While he commended the EPA’s proposed rule as “historic,” he called on the agency to crack down on forever chemicals at their source by restricting industrial discharges of PFAS and eliminating non-essential uses.
“In principle,” Andrews says, “PFAS shouldn’t be allowed on the market.”
Consumers can remove PFAS from their water at home with reverse osmosis systems or, to a lesser extent, granular activated carbon filters, including those found in some pitchers. They also should seek out products that are made without PFAS, Andrews says.
“There’s a shift in the market, where we’re beginning to see outdoor apparel, carpeting and other textiles advertised as PFAS-free. They’ll become even more prevalent.”
Cheryl Thompson, a genetic and molecular epidemiologist at the Penn State Cancer Center, is just beginning to study PFAS in relation to how they may impact cancer cell growth. Her research will involve water from PFAS-contaminated wells located near agricultural fields treated with biosolids. But while PFAS are a hot topic, as the science continues to evolve, it is prudent to maintain perspective, she says.
“You don’t drink a glass of water and get cancer the next day. The strongest risk for cancer is aging, and then you take into account lifestyle, behavior, and genetics.”
Minimizing exposure to any questionable substance makes sense, which is why we should use sunscreen, not smoke, and avoid processed foods, Thompson says. “Although I’d be more concerned about the fat and additives in a fast-food meal than whether the wrapper contains PFAS.”
Besides, she says, “We like our modern life, and so there are always going to be tradeoffs.”
The Case of Teflon
Perhaps the first and most iconic PFAS — polytetrafluoroethylene (PTFE), a fluoropolymer better known as Teflon — was discovered, accidentally, in a DuPont lab in 1938.
Chemist Roy Plunkett was trying to develop a new chlorofluorocarbon refrigerant when he found that gas in a canister he had stored on dry ice had transformed overnight into a waxy, white substance.
Testing showed that it was chemically inert, heat-resistant, and so slick that nothing would stick to it.
While Plunkett no doubt realized that he had stumbled upon something significant, he could not have foreseen how it would change the world.

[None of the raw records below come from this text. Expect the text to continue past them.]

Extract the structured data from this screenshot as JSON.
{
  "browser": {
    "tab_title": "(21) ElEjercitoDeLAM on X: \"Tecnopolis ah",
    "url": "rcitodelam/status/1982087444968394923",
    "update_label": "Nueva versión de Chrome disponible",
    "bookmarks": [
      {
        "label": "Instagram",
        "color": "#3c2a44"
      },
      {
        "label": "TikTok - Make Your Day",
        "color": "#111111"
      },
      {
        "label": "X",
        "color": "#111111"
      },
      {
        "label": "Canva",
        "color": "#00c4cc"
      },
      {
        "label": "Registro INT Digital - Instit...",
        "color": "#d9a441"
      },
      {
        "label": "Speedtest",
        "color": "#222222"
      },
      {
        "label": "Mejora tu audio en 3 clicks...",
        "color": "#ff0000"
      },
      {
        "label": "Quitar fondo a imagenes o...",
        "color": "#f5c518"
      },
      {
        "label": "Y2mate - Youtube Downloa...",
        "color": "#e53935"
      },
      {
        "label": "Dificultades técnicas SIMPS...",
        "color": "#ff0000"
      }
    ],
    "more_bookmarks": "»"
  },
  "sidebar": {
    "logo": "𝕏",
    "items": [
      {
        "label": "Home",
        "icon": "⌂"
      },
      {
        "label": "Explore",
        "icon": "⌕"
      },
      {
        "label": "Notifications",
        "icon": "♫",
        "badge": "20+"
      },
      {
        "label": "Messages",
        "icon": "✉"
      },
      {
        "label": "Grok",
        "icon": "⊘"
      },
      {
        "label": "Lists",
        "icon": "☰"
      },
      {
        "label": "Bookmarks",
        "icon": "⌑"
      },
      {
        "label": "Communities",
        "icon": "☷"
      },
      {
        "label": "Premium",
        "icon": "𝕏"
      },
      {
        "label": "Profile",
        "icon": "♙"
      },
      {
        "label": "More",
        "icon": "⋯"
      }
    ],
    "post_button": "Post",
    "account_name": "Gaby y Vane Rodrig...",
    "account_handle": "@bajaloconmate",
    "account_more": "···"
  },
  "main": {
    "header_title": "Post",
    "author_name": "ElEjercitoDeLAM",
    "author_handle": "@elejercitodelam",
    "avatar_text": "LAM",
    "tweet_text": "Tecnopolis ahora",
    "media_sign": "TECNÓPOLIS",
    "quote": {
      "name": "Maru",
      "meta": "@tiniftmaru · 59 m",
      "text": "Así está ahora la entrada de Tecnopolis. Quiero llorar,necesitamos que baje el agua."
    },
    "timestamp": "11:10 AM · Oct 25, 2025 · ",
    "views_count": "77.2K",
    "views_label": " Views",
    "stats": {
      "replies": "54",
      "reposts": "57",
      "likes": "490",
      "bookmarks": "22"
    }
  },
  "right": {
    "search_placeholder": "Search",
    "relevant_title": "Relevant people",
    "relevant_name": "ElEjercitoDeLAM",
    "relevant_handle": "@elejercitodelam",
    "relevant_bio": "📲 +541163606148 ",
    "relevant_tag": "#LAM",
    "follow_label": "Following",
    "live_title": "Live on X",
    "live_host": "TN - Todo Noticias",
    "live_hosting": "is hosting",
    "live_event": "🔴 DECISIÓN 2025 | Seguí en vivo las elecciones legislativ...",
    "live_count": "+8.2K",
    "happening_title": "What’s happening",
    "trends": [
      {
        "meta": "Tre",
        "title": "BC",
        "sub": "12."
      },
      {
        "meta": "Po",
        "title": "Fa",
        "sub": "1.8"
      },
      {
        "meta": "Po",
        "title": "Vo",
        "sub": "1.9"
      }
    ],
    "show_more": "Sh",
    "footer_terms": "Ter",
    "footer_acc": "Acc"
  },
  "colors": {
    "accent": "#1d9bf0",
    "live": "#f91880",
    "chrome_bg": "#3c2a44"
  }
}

Patented in 1941 and trademarked as Teflon in 1945, PTFE soon was being produced at a rate of more than 900 tons a year at DuPont’s Parkersburg, W.Va., plant.
One of its earliest uses was as a pipe sealant at a Tennessee facility tasked with enriching uranium for the building of the first atomic bomb, but by the 1950s, PTFE-coated cookware was also liberating housewives from the drudgery of scouring pots and pans.
The discovery of PTFE would spawn generations of other fluoropolymers, which, like all PFAS, contain carbon-fluorine bonds that make them practically indestructible.
Plunkett would receive several awards in his lifetime, including Philadelphia’s prestigious John Scott Medal at a banquet in 1951 for an invention that promoted the “comfort, welfare, and happiness of humankind.” Every guest received a Teflon-coated muffin tin.
By the 1980s, though, ominous indications of Teflon’s toxicity were beginning to surface in Parkersburg, including birth defects in children born to workers at the DuPont plant, but it would take decades and, eventually, lawsuits to begin to hold DuPont accountable.
In 1985, Plunkett was inducted into the National Inventors Hall of Fame.